Flint Mayor: Governor "lucky" he can drink filtered Flint water
Flint Mayor Karen Weaver is “not impressed” by Governor Snyder’s pledge to drink only Flint water for the next 30 days.
The governor made the pledge to drink filtered Flint water yesterday.
“I’m going to start drinking that tonight and do that for the next 30 days … when I’m at work and at home,” Snyder told reporters on Monday. The governor says he wants to be a “role model” to show filtered Flint tap water is safe to drink.
“Lucky for him that he can drink filtered water,” Mayor Weaver told reporters today, “because we’ve been dealing with this for two years. And we were drinking it when it wasn’t filtered.”
Weaver suggests the governor can do more than just drink water taken from a faucet in Flint.
“He needs to come and stay here for 30 days and live with us,” says Weaver, “and see what it is like to have to use bottled or filtered water when you want to cook and when you want to drink and when you want to brush your teeth.”

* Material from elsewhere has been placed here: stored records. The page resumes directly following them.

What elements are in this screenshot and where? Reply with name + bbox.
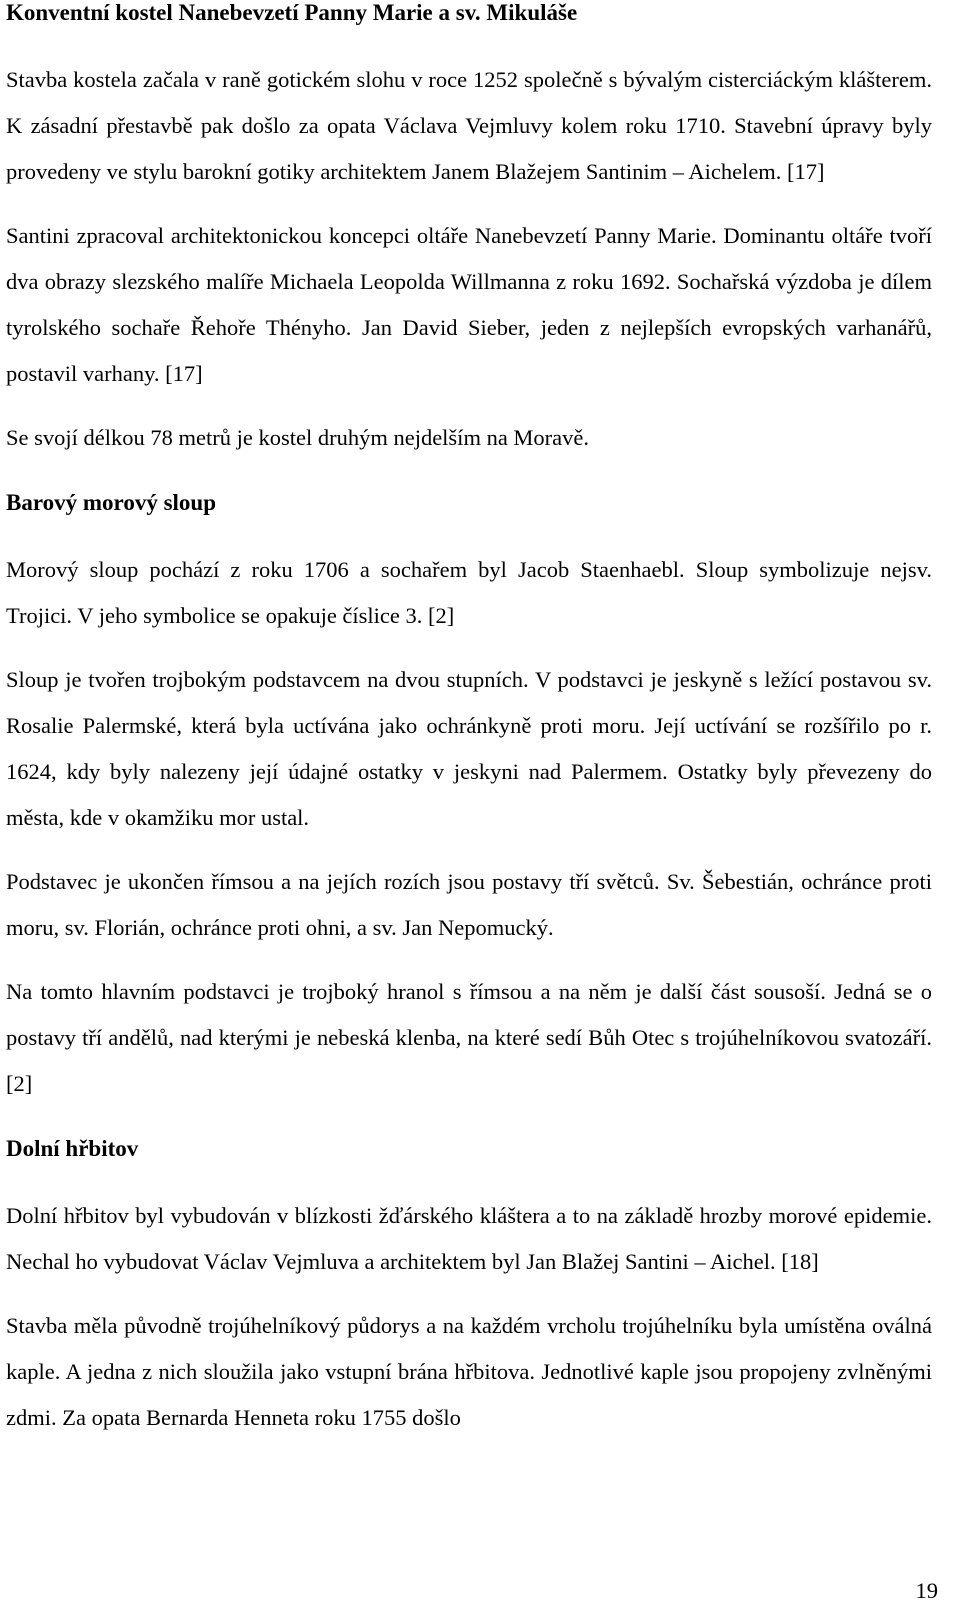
section-heading-kostel: Konventní kostel Nanebevzetí Panny Marie a sv. Mikuláše — [6, 0, 578, 25]
document-page — [6, 0, 932, 1441]
paragraph: Podstavec je ukončen římsou a na jejích rozích jsou postavy tří světců. Sv. Šebestián, ochránce proti moru, sv. Florián, ochránce proti ohni, a sv. Jan Nepomucký. — [6, 869, 932, 940]
section-heading-dolni-hrbitov: Dolní hřbitov — [6, 1136, 139, 1161]
paragraph: Sloup je tvořen trojbokým podstavcem na dvou stupních. V podstavci je jeskyně s ležící postavou sv. Rosalie Palermské, která byla uctívána jako ochránkyně proti moru. Její uctívání se rozšířilo po r. 1624, kdy byly nalezeny její údajné ostatky v jeskyni nad Palermem. Ostatky byly převezeny do města, kde v okamžiku mor ustal. — [6, 667, 932, 830]
paragraph: Dolní hřbitov byl vybudován v blízkosti žďárského kláštera a to na základě hrozby morové epidemie. Nechal ho vybudovat Václav Vejmluva a architektem byl Jan Blažej Santini – Aichel. [18] — [6, 1203, 932, 1274]
paragraph: Stavba měla původně trojúhelníkový půdorys a na každém vrcholu trojúhelníku byla umístěna oválná kaple. A jedna z nich sloužila jako vstupní brána hřbitova. Jednotlivé kaple jsou propojeny zvlněnými zdmi. Za opata Bernarda Henneta roku 1755 došlo — [6, 1313, 932, 1430]
section-heading-morovy-sloup: Barový morový sloup — [6, 490, 217, 515]
page-number: 19 — [915, 1578, 938, 1603]
paragraph: Santini zpracoval architektonickou koncepci oltáře Nanebevzetí Panny Marie. Dominantu oltáře tvoří dva obrazy slezského malíře Michaela Leopolda Willmanna z roku 1692. Sochařská výzdoba je dílem tyrolského sochaře Řehoře Thényho. Jan David Sieber, jeden z nejlepších evropských varhanářů, postavil varhany. [17] — [6, 223, 932, 386]
paragraph: Morový sloup pochází z roku 1706 a sochařem byl Jacob Staenhaebl. Sloup symbolizuje nejsv. Trojici. V jeho symbolice se opakuje číslice 3. [2] — [6, 557, 932, 628]
paragraph: Na tomto hlavním podstavci je trojboký hranol s římsou a na něm je další část sousoší. Jedná se o postavy tří andělů, nad kterými je nebeská klenba, na které sedí Bůh Otec s trojúhelníkovou svatozáří. [2] — [6, 979, 932, 1096]
paragraph: Stavba kostela začala v raně gotickém slohu v roce 1252 společně s bývalým cisterciáckým klášterem. K zásadní přestavbě pak došlo za opata Václava Vejmluvy kolem roku 1710. Stavební úpravy byly provedeny ve stylu barokní gotiky architektem Janem Blažejem Santinim – Aichelem. [17] — [6, 67, 932, 184]
paragraph: Se svojí délkou 78 metrů je kostel druhým nejdelším na Moravě. — [6, 425, 590, 450]
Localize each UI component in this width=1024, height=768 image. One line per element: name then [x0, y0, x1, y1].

The governor’s office issued a statement insisting filtered Flint tap water is safe to drink:
“A team of water quality experts from the DEQ, the EPA and Virginia Tech have all agreed the data proves it is safe to use filtered water as a primary source of drinking water. The test results they reviewed indicate that filters are extremely effective in removing lead from water, even at very high levels.”
Next month, local, state and federal officials are urging Flint residents to take part in a two-week effort to flush their pipes. Water customers are being asked to run their faucets for five minutes a day. The idea is to flush out lead particles, and help biofilm in the pipes to reform.
The state is picking up the tab for the extra water use.
But beyond holding news conferences to encourage Flint residents to start flushing their pipes daily starting May 1, it’s unclear if there will be a more detailed ground campaign to get the message out door to door in all parts of the city.